Greeting by Bishop Teemu Laajasalo on the occasion of the blessing of the lower house of Felm Jerusalem’s centre on Wednesday 22 January 2020
Esteemed Archbishop, Dear Friends,
Shalom is one of the best-known Hebrew terms. It is a rich expression that is usually translated into Finnish by the word ‘rauha’ – and in English, ‘peace’. Biblical peace is not merely the absence of war. It is an ideal of God, a harmonious connection between human beings and the whole of creation under the rule of justice.
We live in a world in which biblical peace has yet to be realised. An illustration of this is that only today, Wednesday, many world leaders will gather in this very city to mark Holocaust Memorial Day, which will be marked worldwide on Monday.

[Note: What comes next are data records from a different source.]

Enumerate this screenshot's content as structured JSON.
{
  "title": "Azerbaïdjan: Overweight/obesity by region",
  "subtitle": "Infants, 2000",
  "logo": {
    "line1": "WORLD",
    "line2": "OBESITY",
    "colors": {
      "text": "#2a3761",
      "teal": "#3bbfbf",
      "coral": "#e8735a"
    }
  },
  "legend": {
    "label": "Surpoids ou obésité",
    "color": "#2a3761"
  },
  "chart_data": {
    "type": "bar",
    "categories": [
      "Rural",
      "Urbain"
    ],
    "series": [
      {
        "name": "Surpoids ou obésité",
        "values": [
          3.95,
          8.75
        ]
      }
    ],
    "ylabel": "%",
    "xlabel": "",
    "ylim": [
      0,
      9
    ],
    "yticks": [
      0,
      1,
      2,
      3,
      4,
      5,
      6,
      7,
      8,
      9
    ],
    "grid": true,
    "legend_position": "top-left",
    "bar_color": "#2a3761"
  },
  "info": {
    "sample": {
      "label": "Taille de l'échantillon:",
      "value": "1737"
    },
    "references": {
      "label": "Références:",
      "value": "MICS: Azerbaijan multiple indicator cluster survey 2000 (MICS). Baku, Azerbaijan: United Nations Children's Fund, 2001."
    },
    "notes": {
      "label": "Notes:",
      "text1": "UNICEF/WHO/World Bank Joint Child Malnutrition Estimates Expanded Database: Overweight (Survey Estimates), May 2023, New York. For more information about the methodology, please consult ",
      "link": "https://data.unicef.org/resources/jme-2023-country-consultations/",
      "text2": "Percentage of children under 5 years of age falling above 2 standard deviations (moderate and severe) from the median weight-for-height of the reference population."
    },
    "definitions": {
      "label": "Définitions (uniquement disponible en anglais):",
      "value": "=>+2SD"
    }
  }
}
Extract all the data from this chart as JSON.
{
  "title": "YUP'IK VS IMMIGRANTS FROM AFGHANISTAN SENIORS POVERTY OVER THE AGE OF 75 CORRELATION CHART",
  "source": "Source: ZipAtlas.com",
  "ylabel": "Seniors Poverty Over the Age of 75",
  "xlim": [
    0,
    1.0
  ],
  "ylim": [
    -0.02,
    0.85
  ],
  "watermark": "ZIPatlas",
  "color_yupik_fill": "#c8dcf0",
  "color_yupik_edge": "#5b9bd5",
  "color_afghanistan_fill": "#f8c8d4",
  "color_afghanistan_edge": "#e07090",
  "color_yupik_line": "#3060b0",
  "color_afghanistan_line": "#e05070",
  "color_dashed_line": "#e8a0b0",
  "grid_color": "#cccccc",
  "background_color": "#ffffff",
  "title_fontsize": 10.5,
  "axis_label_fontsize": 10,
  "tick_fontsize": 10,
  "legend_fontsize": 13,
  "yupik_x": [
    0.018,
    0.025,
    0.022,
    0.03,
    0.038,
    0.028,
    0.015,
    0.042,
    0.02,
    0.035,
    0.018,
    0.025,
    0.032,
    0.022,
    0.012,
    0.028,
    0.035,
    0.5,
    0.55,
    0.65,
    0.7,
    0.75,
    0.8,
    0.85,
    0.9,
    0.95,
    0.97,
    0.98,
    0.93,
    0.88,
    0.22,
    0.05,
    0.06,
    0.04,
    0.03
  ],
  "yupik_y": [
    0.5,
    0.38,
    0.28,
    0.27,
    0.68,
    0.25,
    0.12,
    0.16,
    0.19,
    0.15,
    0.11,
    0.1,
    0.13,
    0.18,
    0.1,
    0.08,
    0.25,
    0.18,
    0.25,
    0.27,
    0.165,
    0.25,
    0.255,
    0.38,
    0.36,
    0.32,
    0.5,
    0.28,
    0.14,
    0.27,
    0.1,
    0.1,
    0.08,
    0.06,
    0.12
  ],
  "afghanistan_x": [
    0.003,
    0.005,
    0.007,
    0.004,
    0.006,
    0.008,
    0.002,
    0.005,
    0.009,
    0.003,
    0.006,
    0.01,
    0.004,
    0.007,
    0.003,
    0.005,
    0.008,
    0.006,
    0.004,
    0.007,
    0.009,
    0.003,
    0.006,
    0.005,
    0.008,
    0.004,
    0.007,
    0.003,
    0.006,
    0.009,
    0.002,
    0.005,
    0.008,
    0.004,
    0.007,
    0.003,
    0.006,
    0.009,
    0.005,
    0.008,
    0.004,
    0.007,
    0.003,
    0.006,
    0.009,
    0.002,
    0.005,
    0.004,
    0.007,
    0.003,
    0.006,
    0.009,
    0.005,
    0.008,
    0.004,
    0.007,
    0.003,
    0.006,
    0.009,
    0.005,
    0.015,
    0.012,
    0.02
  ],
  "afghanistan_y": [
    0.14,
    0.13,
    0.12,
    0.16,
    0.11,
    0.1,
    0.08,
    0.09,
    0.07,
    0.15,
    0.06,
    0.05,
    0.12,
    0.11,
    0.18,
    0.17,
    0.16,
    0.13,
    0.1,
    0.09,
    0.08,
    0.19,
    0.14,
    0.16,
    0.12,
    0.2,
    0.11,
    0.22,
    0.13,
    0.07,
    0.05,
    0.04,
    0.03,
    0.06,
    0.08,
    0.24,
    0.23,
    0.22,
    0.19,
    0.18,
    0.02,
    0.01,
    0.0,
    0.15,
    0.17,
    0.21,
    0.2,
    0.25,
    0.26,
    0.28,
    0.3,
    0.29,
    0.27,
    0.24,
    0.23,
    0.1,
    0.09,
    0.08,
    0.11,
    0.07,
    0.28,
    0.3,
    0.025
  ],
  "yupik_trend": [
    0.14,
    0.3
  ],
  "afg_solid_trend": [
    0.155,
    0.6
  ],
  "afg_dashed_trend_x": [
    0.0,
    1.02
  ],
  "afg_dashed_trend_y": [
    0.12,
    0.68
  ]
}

The mission of Felm is to tell of the Christ who frees the world from sin, burdens and death. But it is also Felm’s mission to imitate Christ – and thus to be true to reconciliation, the building of the peace that transcends borders, justice, and the declaration of the absolute dignity of the human being. That work has been undertaken on this site for decades in a uniquely beautiful setting. In John’s Gospel, Jesus says:
“I sent you to reap that for which you did not labour. Others have laboured, and you have entered into their labour.”
It is important to remember that the spreading of the message of Jesus never depends on a single sowing of the word, but that those who gather the harvest always garner what has been sown before them. Behind the success of our projects lie the efforts of previous generations. So it is with this place.
Jesus does not speak these words in the Bible negatively. He presents them positively. In the words of Jesus, this phrase is a promise. In the words of Jesus, this phrase is a gift. It is a gift and a promise intended to lighten our burden as church workers. But above all, it is a gift and a promise that Christ himself has done the work for us. And it is good to remember this in Jerusalem, where it may often seem the task is impossible, and progress towards reconciliation is slow.
I wish you all – and especially the people of this centre – God’s blessing, protection and peace.